Le confi­ne­ment dû à la pan­dé­mie du Covid-19 a empê­ché les grands ras­sem­ble­ments et mani­fes­ta­tions qui marquent habi­tuel­le­ment cette jour­née inter­na­tio­nale de lutte des tra­vailleuses et des tra­vailleurs. Pour autant, le pays a connu un bouillon­ne­ment sou­ter­rain d’initiatives (dans le res­pect des règles sani­taires), comme un feu qui couve sous la cendre. Pour cela les orga­ni­sa­tions de gauche ou éco­lo­gistes et des asso­cia­tion ou ONG avaient lan­cé un appel : « Même confiné·e·s, mani­fes­tons toutes et tous le 1er mai, avec des pan­cartes, ban­de­roles ou en enva­his­sant les réseaux sociaux (…) et don­nons à cette jour­née une véri­table force col­lec­tive! »

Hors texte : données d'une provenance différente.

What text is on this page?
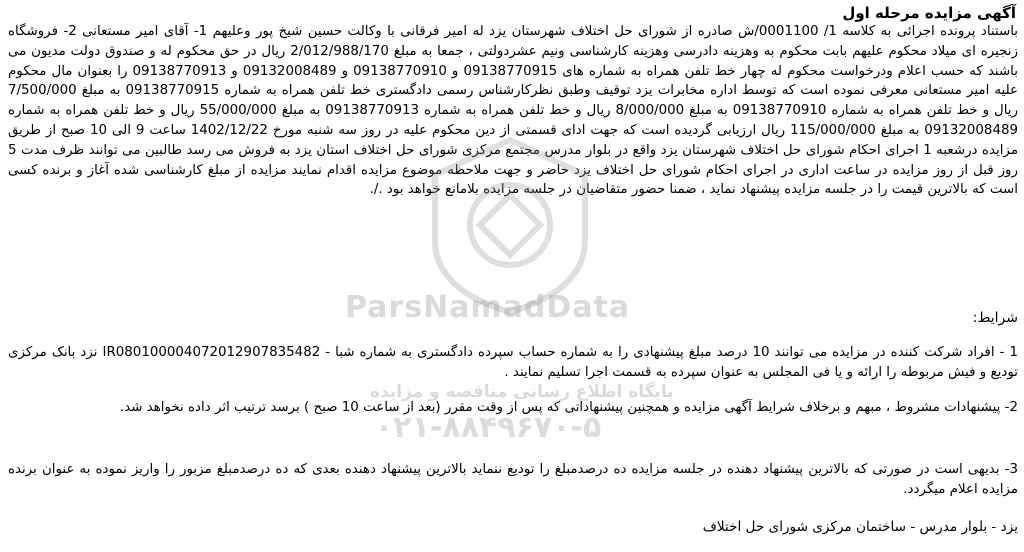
آگهی مزایده مرحله اول
باستناد پرونده اجرائی به کلاسه 1/ 0001100/ش صادره از شورای حل اختلاف شهرستان یزد له امیر فرقانی با وکالت حسین شیخ پور وعلیهم 1- آقای امیر مستعانی 2- فروشگاه زنجیره ای میلاد محکوم علیهم بابت محکوم به وهزینه دادرسی وهزینه کارشناسی ونیم عشردولتی ، جمعا به مبلغ 2/012/988/170 ریال در حق محکوم له و صندوق دولت مدیون می باشند که حسب اعلام ودرخواست محکوم له چهار خط تلفن همراه به شماره های 09138770915 و 09138770910 و 09132008489 و 09138770913 را بعنوان مال محکوم علیه امیر مستعانی معرفی نموده است که توسط اداره مخابرات یزد توقیف وطبق نظرکارشناس رسمی دادگستری خط تلفن همراه به شماره 09138770915 به مبلغ 7/500/000 ریال و خط تلفن همراه به شماره 09138770910 به مبلغ 8/000/000 ریال و خط تلفن همراه به شماره 09138770913 به مبلغ 55/000/000 ریال و خط تلفن همراه به شماره 09132008489 به مبلغ 115/000/000 ریال ارزیابی گردیده است که جهت ادای قسمتی از دین محکوم علیه در روز سه شنبه مورخ 1402/12/22 ساعت 9 الی 10 صبح از طریق مزایده درشعبه 1 اجرای احکام شورای حل اختلاف شهرستان یزد واقع در بلوار مدرس مجتمع مرکزی شورای حل اختلاف استان یزد به فروش می رسد طالبین می توانند ظرف مدت 5 روز قبل از روز مزایده در ساعت اداری در اجرای احکام شورای حل اختلاف یزد حاضر و جهت ملاحظه موضوع مزایده اقدام نمایند مزایده از مبلغ کارشناسی شده آغاز و برنده کسی است که بالاترین قیمت را در جلسه مزایده پیشنهاد نماید ، ضمنا حضور متقاضیان در جلسه مزایده بلامانع خواهد بود ./.
شرایط:
1 - افراد شرکت کننده در مزایده می توانند 10 درصد مبلغ پیشنهادی را به شماره حساب سپرده دادگستری به شماره شبا - IR080100004072012907835482 نزد بانک مرکزی تودیع و فیش مربوطه را ارائه و یا فی المجلس به عنوان سپرده به قسمت اجرا تسلیم نمایند .
2- پیشنهادات مشروط ، مبهم و برخلاف شرایط آگهی مزایده و همچنین پیشنهاداتی که پس از وقت مقرر (بعد از ساعت 10 صبح ) برسد ترتیب اثر داده نخواهد شد.
3- بدیهی است در صورتی که بالاترین پیشنهاد دهنده در جلسه مزایده ده درصدمبلغ را تودیع ننماید بالاترین پیشنهاد دهنده بعدی که ده درصدمبلغ مزبور را واریز نموده به عنوان برنده مزایده اعلام میگردد.
یزد - بلوار مدرس - ساختمان مرکزی شورای حل اختلاف
ParsNamadData
پایگاه اطلاع رسانی مناقصه و مزایده
۰۲۱-۸۸۴۹۶۷۰-۵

Dans toutes la France, des pan­cartes et ban­de­roles ont fleu­ri aux fenêtres (voir notre sélec­tion de quelques pho­tos). Sur les réseaux sociaux, et notam­ment sous le #plusquejamaisle1ermai, des mil­liers de pho­tos avec pan­cartes aux slo­gans, sérieux ou humo­ris­tiques, ont cir­cu­lé. Parfois, les confi­nés ont dif­fu­sé des vidéos. À Marseille ou encore à Paris, des mani­fes­ta­tions « dis­tan­ciées » ont même eu lieu avec cha­subles reven­di­ca­tives. Place d’Italie, près d’une cen­taine de mani­fes­tants ont vite vu arri­ver les vol­ti­geurs moto­cy­clistes de la police qui ont pro­cé­dé à des contrôles d’identité et infli­gé à cer­tains des amendes de 135 € dont l’une pour « port d’une cas­quette CGT » ce qui, selon la police, consti­tue­rait un « délit de par­ti­ci­pa­tion à une mani­fes­ta­tion non auto­ri­sé » ! À noter que la police n’a pas res­pec­té les dis­tan­cia­tions sani­taires lors des contrôles, ni pour les vol­ti­geurs enla­cés sur leur moto…

Notre dépar­te­ment n’a pas été absent de cette contes­ta­tion comme le montrent les pho­tos que nous repro­dui­sons ci-des­sous. N’oubliant pas que le 1er mai est aus­si une jour­née de soli­da­ri­té inter­na­tio­nale, des militant·e·s d’Eure-et-Loir ont récla­mé la régu­la­ri­sa­tion des sans-papiers.